I'm following the same approach used to test the existing random
functions, and the idea is the same. For example, this existing test:

-- There should be no duplicates in 1000 random() values.
-- (Assuming 52 random bits in the float8 results, we could
-- take as many as 3000 values and still have less than 1e-9 chance
-- of failure, per https://en.wikipedia.org/wiki/Birthday_problem)
SELECT r, count(*)
FROM (SELECT random() r FROM generate_series(1, 1000)) ss
GROUP BY r HAVING count(*) > 1;

If the underlying PRNG were non-uniform, or the method of reduction to
the required range was flawed in some way that reduced the number of
actual possible return values, then the probability of duplicates
would be increased. A non-uniform distribution would probably be
caught by the KS tests, but uniform gaps in the possible outputs might
not be, so I think this test still has value.
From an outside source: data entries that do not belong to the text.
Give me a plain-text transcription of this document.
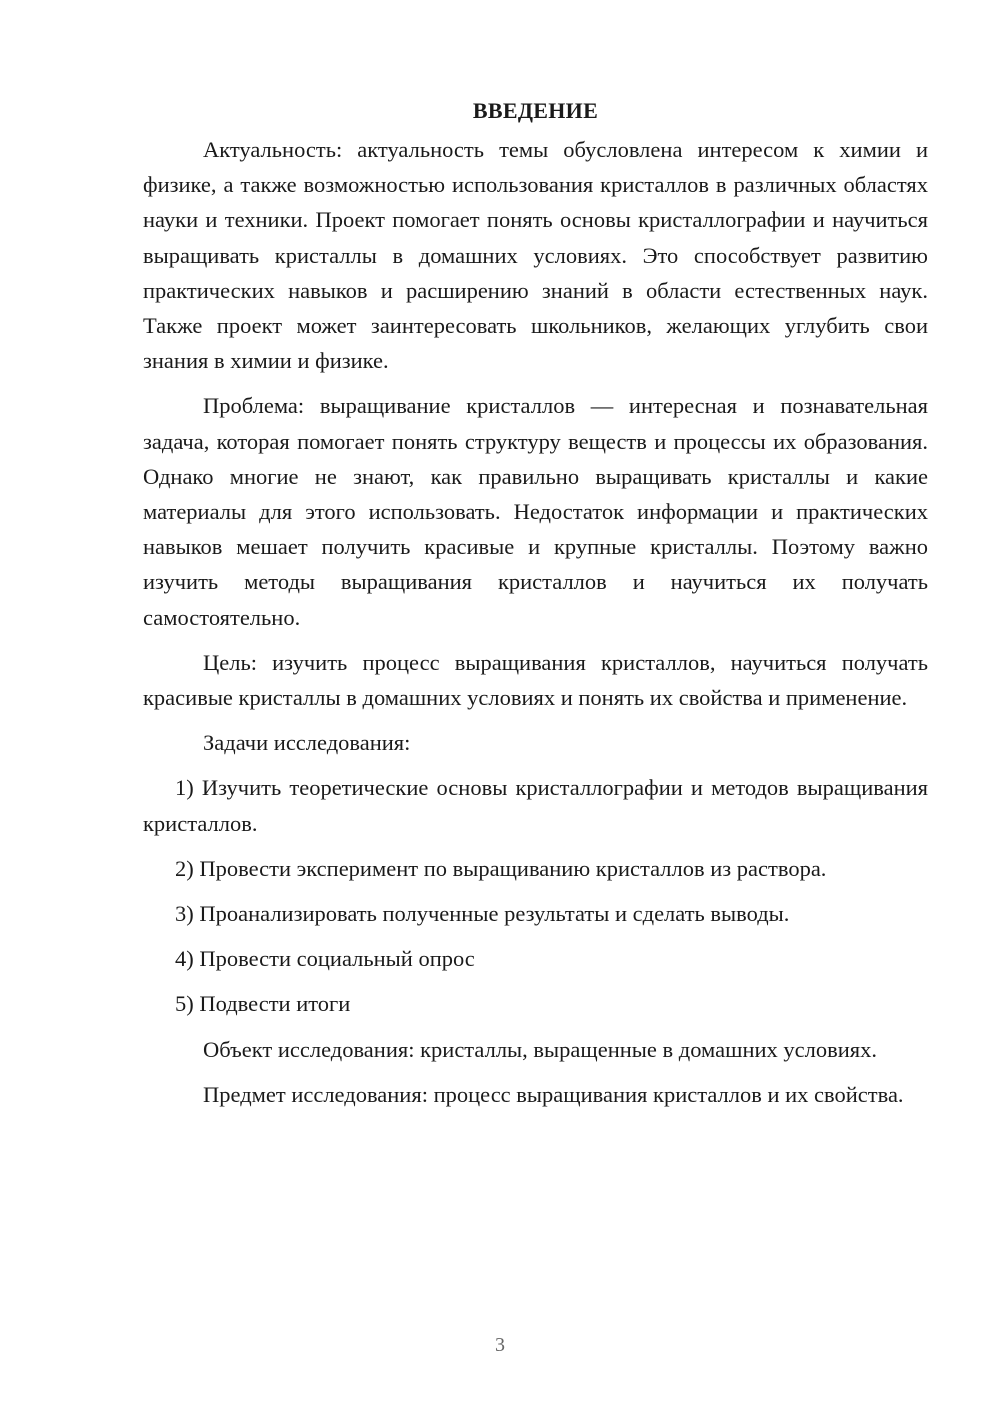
ВВЕДЕНИЕ

Актуальность: актуальность темы обусловлена интересом к химии и физике, а также возможностью использования кристаллов в различных областях науки и техники. Проект помогает понять основы кристаллографии и научиться выращивать кристаллы в домашних условиях. Это способствует развитию практических навыков и расширению знаний в области естественных наук. Также проект может заинтересовать школьников, желающих углубить свои знания в химии и физике.

Проблема: выращивание кристаллов — интересная и познавательная задача, которая помогает понять структуру веществ и процессы их образования. Однако многие не знают, как правильно выращивать кристаллы и какие материалы для этого использовать. Недостаток информации и практических навыков мешает получить красивые и крупные кристаллы. Поэтому важно изучить методы выращивания кристаллов и научиться их получать самостоятельно.

Цель: изучить процесс выращивания кристаллов, научиться получать красивые кристаллы в домашних условиях и понять их свойства и применение.

Задачи исследования:

1) Изучить теоретические основы кристаллографии и методов выращивания кристаллов.

2) Провести эксперимент по выращиванию кристаллов из раствора.

3) Проанализировать полученные результаты и сделать выводы.

4) Провести социальный опрос

5) Подвести итоги

Объект исследования: кристаллы, выращенные в домашних условиях.

Предмет исследования: процесс выращивания кристаллов и их свойства.

3
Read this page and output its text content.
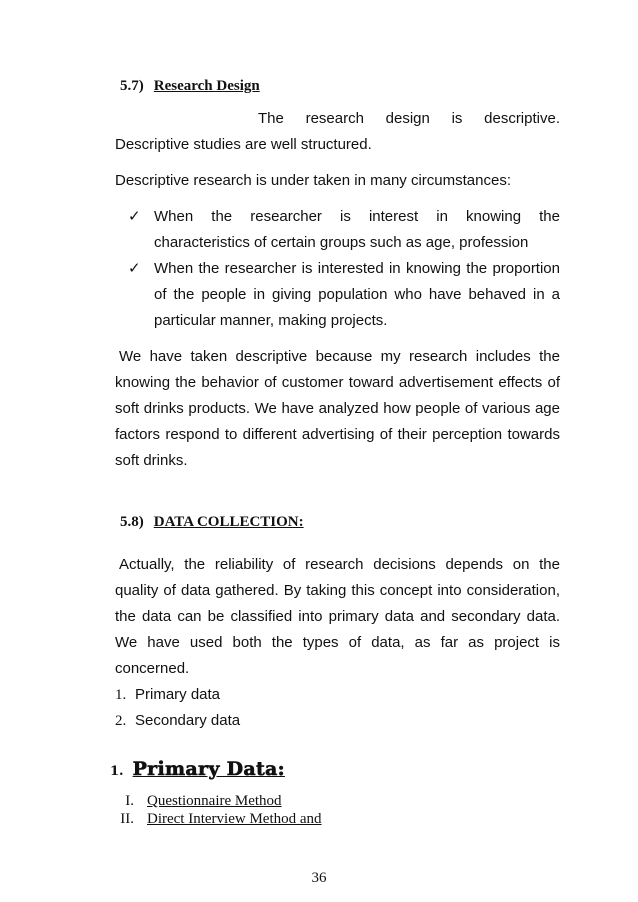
5.7) Research Design
The research design is descriptive.
Descriptive studies are well structured.
Descriptive research is under taken in many circumstances:
✓ When the researcher is interest in knowing the
characteristics of certain groups such as age, profession
✓ When the researcher is interested in knowing the proportion
of the people in giving population who have behaved in a
particular manner, making projects.
We have taken descriptive because my research includes the
knowing the behavior of customer toward advertisement effects of
soft drinks products. We have analyzed how people of various age
factors respond to different advertising of their perception towards
soft drinks.
5.8) DATA COLLECTION:
Actually, the reliability of research decisions depends on the
quality of data gathered. By taking this concept into consideration,
the data can be classified into primary data and secondary data.
We have used both the types of data, as far as project is
concerned.
1. Primary data
2. Secondary data
1. Primary Data:
I. Questionnaire Method
II. Direct Interview Method and
36
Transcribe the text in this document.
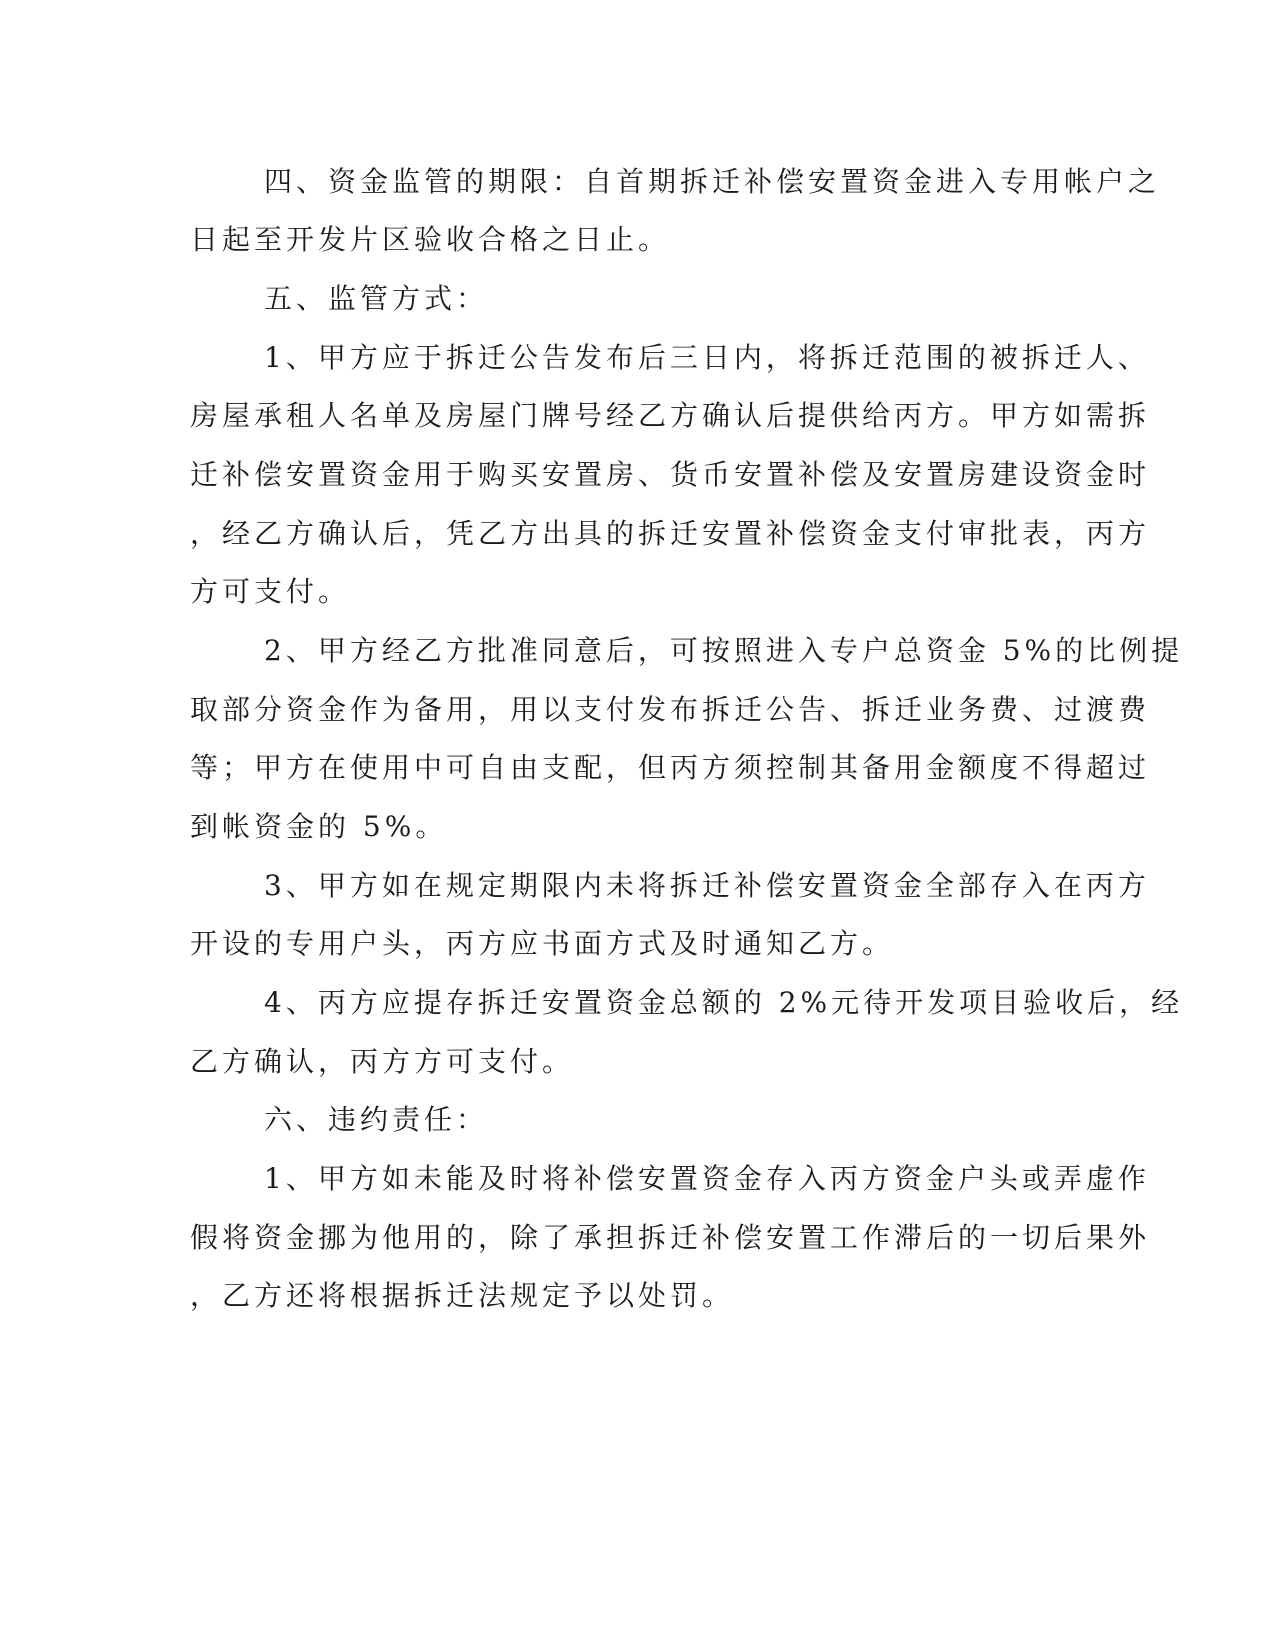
四、资金监管的期限：自首期拆迁补偿安置资金进入专用帐户之
日起至开发片区验收合格之日止。
五、监管方式：
1、甲方应于拆迁公告发布后三日内，将拆迁范围的被拆迁人、
房屋承租人名单及房屋门牌号经乙方确认后提供给丙方。甲方如需拆
迁补偿安置资金用于购买安置房、货币安置补偿及安置房建设资金时
，经乙方确认后，凭乙方出具的拆迁安置补偿资金支付审批表，丙方
方可支付。
2、甲方经乙方批准同意后，可按照进入专户总资金 5%的比例提
取部分资金作为备用，用以支付发布拆迁公告、拆迁业务费、过渡费
等；甲方在使用中可自由支配，但丙方须控制其备用金额度不得超过
到帐资金的 5%。
3、甲方如在规定期限内未将拆迁补偿安置资金全部存入在丙方
开设的专用户头，丙方应书面方式及时通知乙方。
4、丙方应提存拆迁安置资金总额的 2%元待开发项目验收后，经
乙方确认，丙方方可支付。
六、违约责任：
1、甲方如未能及时将补偿安置资金存入丙方资金户头或弄虚作
假将资金挪为他用的，除了承担拆迁补偿安置工作滞后的一切后果外
，乙方还将根据拆迁法规定予以处罚。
> The proper way of testing PRNG would be to call setseed() and compare
> return values with expected ones. I don't mind testing the proposed
> invariants but they should do this after calling setseed(). Currently
> the patch places the tests right before the call.
>

There are also new tests of that nature, following the call to
setseed(0.5). They're useful for a quick visual check of the results,
and confirming the expected number of digits after the decimal point
in the numeric case. However, I think those tests are insufficient on
their own.

Regards,
Dean



Re: Functions to return random numbers in a given range

От
Tomas Vondra
Дата:
Hi Dean,

I did a quick review and a little bit of testing on the patch today. I
think it's a good/useful idea, and I think the code is ready to go (the
code is certainly much cleaner than anything I'd written ...).

I do have one minor comments regarding the docs - it refers to "random
functions" in a couple places, which sounds to me as if it was talking
about some functions arbitrarily taken from some list, although it
clearly means "functions generating random numbers". (I realize this
might be just due to me not being native speaker.)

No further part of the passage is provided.